Hay veces que las piezas extrañas que conforman la vida parecieran encajar. Parecen, un espejismo, claro, no aseguro que lo hagan ni confiaría demasiado en ello. Allí, donde los demás ven señales yo suelo ver intenciones, pero este sería otro tema, querido mío. Hoy, el tema serás tú y cómo disfrutarías de este hecho. Tu vanidad, luminosa o dañina, dependiendo del momento, pavonearía una sonrisa seductora y una mirada a la altura. Encantador de serpientes. Y hasta las serpientes, solo ellas, serían suficiente y un buen pago de los dioses, aún de los más recelosos, por volver a tener esa sonrisa canalla delante. Por una vez y por caminar hacia atrás con el tiempo y contigo
Este año se cumplen 50 años de la publicación de Mortal y Rosa, el libro de Francisco Umbral que, insaciable, lloraba y leía, sigo sin
saber en qué medida, hace ahora 20 años, el mismo año en el que tu adiós se
hizo perpetuo. Umbral no te caía muy
bien, pero así fueron las cosas aquel año, tú me abandonaste y yo decidí llorar
y sentirme acosada por la pena, penita, pena, lacerante, y ya no volver
a hacerte demasiado caso en tus gustos y opiniones. Mi ánima, alma y ánimo
desconectados del sentido de vivir y, como los niños perdidos que acompañaban a
Peter Pan, desvalidos y sin coordenadas. Estos 50 y 20 años parecieran cifras
con algún significado, pero no lo tienen, y tampoco están cerradas, el tiempo
seguirá pasando y en él, yo seguiré releyendo el libro y tú, seguirás sin
llegar y aprobando que te aventaje en edad.
Nunca los abrazos sabrían a tanto como aquel año -hace 20,
ya lo dijimos.
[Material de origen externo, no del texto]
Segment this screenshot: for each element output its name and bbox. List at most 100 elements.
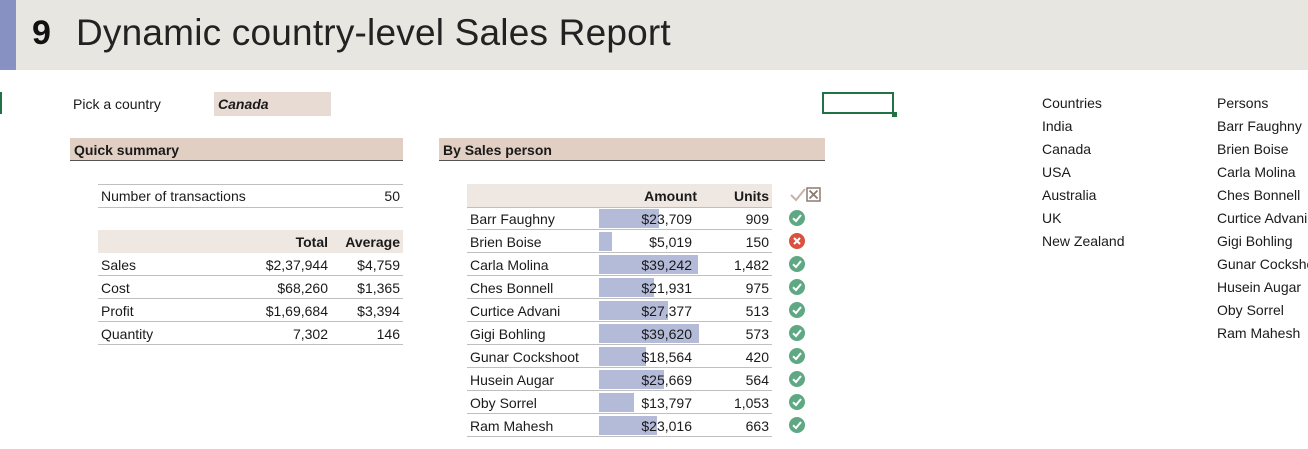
sales-person-name: Ches Bonnell — [470, 280, 554, 296]
divider — [467, 436, 772, 437]
country-item: Canada — [1042, 141, 1092, 157]
sales-person-row: Gigi Bohling $39,620 573 — [467, 322, 805, 345]
report-number: 9 — [32, 14, 51, 52]
divider — [98, 344, 403, 345]
summary-row-cost: Cost $68,260 $1,365 — [98, 276, 403, 299]
person-item: Ram Mahesh — [1217, 325, 1301, 341]
summary-row-profit: Profit $1,69,684 $3,394 — [98, 299, 403, 322]
sales-amount: $18,564 — [641, 349, 692, 365]
sales-person-row: Barr Faughny $23,709 909 — [467, 207, 805, 230]
country-item: Australia — [1042, 187, 1097, 203]
sales-units: 150 — [745, 234, 769, 250]
person-item: Curtice Advani — [1217, 210, 1308, 226]
divider — [98, 184, 403, 185]
sales-person-name: Curtice Advani — [470, 303, 561, 319]
sales-units: 564 — [745, 372, 769, 388]
sales-person-row: Ram Mahesh $23,016 663 — [467, 414, 805, 437]
country-input-value[interactable]: Canada — [218, 96, 269, 112]
quick-summary-heading: Quick summary — [70, 138, 403, 161]
sales-amount: $21,931 — [641, 280, 692, 296]
divider — [98, 207, 403, 208]
sales-amount: $39,242 — [641, 257, 692, 273]
person-item: Ches Bonnell — [1217, 187, 1301, 203]
sales-person-name: Carla Molina — [470, 257, 549, 273]
sales-person-row: Ches Bonnell $21,931 975 — [467, 276, 805, 299]
status-check-icon — [789, 394, 805, 410]
sales-units: 975 — [745, 280, 769, 296]
transactions-label: Number of transactions — [101, 188, 246, 204]
row-indicator — [0, 92, 2, 114]
summary-row-quantity: Quantity 7,302 146 — [98, 322, 403, 345]
sales-units: 663 — [745, 418, 769, 434]
countries-list: Countries India Canada USA Australia UK … — [1042, 92, 1125, 253]
persons-list: Persons Barr Faughny Brien Boise Carla M… — [1217, 92, 1308, 345]
person-item: Brien Boise — [1217, 141, 1289, 157]
sales-amount: $13,797 — [641, 395, 692, 411]
transactions-value: 50 — [384, 188, 400, 204]
sales-person-name: Gunar Cockshoot — [470, 349, 579, 365]
column-header-average: Average — [345, 234, 400, 250]
sales-amount: $39,620 — [641, 326, 692, 342]
summary-row-average: $3,394 — [357, 303, 400, 319]
status-check-icon — [789, 256, 805, 272]
summary-row-sales: Sales $2,37,944 $4,759 — [98, 253, 403, 276]
sales-units: 1,482 — [733, 257, 769, 273]
sales-person-row: Husein Augar $25,669 564 — [467, 368, 805, 391]
summary-row-label: Sales — [101, 257, 137, 273]
sales-units: 1,053 — [733, 395, 769, 411]
report-title: Dynamic country-level Sales Report — [76, 12, 671, 53]
sales-amount: $23,709 — [641, 211, 692, 227]
summary-row-total: $2,37,944 — [265, 257, 328, 273]
summary-row-label: Profit — [101, 303, 134, 319]
country-item: India — [1042, 118, 1073, 134]
sales-units: 513 — [745, 303, 769, 319]
status-check-icon — [789, 417, 805, 433]
country-item: New Zealand — [1042, 233, 1125, 249]
sales-person-name: Husein Augar — [470, 372, 555, 388]
sales-person-row: Carla Molina $39,242 1,482 — [467, 253, 805, 276]
status-check-icon — [789, 210, 805, 226]
summary-row-total: 7,302 — [292, 326, 328, 342]
countries-header: Countries — [1042, 95, 1102, 111]
person-item: Gigi Bohling — [1217, 233, 1293, 249]
sales-amount: $23,016 — [641, 418, 692, 434]
status-check-icon — [789, 325, 805, 341]
summary-row-total: $1,69,684 — [265, 303, 328, 319]
person-item: Husein Augar — [1217, 279, 1302, 295]
person-item: Barr Faughny — [1217, 118, 1302, 134]
status-cross-icon — [789, 233, 805, 249]
by-sales-person-heading: By Sales person — [439, 138, 825, 161]
sales-person-name: Oby Sorrel — [470, 395, 537, 411]
sales-amount: $27,377 — [641, 303, 692, 319]
column-header-amount: Amount — [644, 188, 697, 204]
person-item: Gunar Cockshoot — [1217, 256, 1308, 272]
sales-person-row: Curtice Advani $27,377 513 — [467, 299, 805, 322]
summary-row-label: Cost — [101, 280, 130, 296]
column-header-units: Units — [734, 188, 769, 204]
fill-handle[interactable] — [892, 112, 897, 117]
summary-row-total: $68,260 — [277, 280, 328, 296]
summary-row-average: 146 — [376, 326, 400, 342]
person-item: Oby Sorrel — [1217, 302, 1284, 318]
sales-person-row: Oby Sorrel $13,797 1,053 — [467, 391, 805, 414]
summary-row-label: Quantity — [101, 326, 154, 342]
sales-person-name: Ram Mahesh — [470, 418, 554, 434]
country-item: USA — [1042, 164, 1071, 180]
check-icon — [790, 188, 806, 202]
sales-person-name: Barr Faughny — [470, 211, 555, 227]
country-item: UK — [1042, 210, 1062, 226]
summary-row-average: $4,759 — [357, 257, 400, 273]
header-accent-bar — [0, 0, 16, 70]
sales-units: 573 — [745, 326, 769, 342]
sales-units: 909 — [745, 211, 769, 227]
status-header-icons — [789, 187, 823, 208]
cross-box-icon — [806, 187, 821, 202]
person-item: Carla Molina — [1217, 164, 1296, 180]
sales-person-name: Gigi Bohling — [470, 326, 546, 342]
pick-country-label: Pick a country — [73, 96, 161, 112]
status-check-icon — [789, 279, 805, 295]
sales-person-name: Brien Boise — [470, 234, 542, 250]
sales-amount: $25,669 — [641, 372, 692, 388]
status-check-icon — [789, 302, 805, 318]
selected-cell[interactable] — [822, 92, 894, 114]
Aunque luego volvería a pasar, pero otro tema, de nuevo, y otra muerte. - O el tacto como gesto imprescindible, sencillo de sentir. Y hambre de sencillez teníamos los tuyos aquellos días, algo que aligerara la
carga del aturdimiento y el dolor-. Suficiente para tomar aire y seguir
caminando.
Cuentan que Henry James, en la hora de su muerte, dijo: aquí
está, al fin, esa distinguida cosa. Eso dicen y no podremos saber nunca si
fue cierto o James moriría como todos los que he conocido: lamentos casi
apagados y un silencio que siempre es recibido, al menos en un primer momento,
con alivio y un suspiro contenido, como si las respiraciones ansiaran mantener
aún su hilo de conexión. El último hilo reconocible y vital entre ellos, los
que se van, y nosotros, justo antes del desasosiego y la conmoción.
No hay que perder de vista a los muertos, tienen vida
propia, esto lo aprendí algo después. Y aquí estoy, para recordártelo y
advertirte que lo sé. Y que no me basta, pero me conformo. De qué otra manera
si no.
Navegante, una semana antes de morir. Y en esa belleza, juventud, paralizado, quedarás por siempre. Qué extraño pensamiento para la náufraga que soy.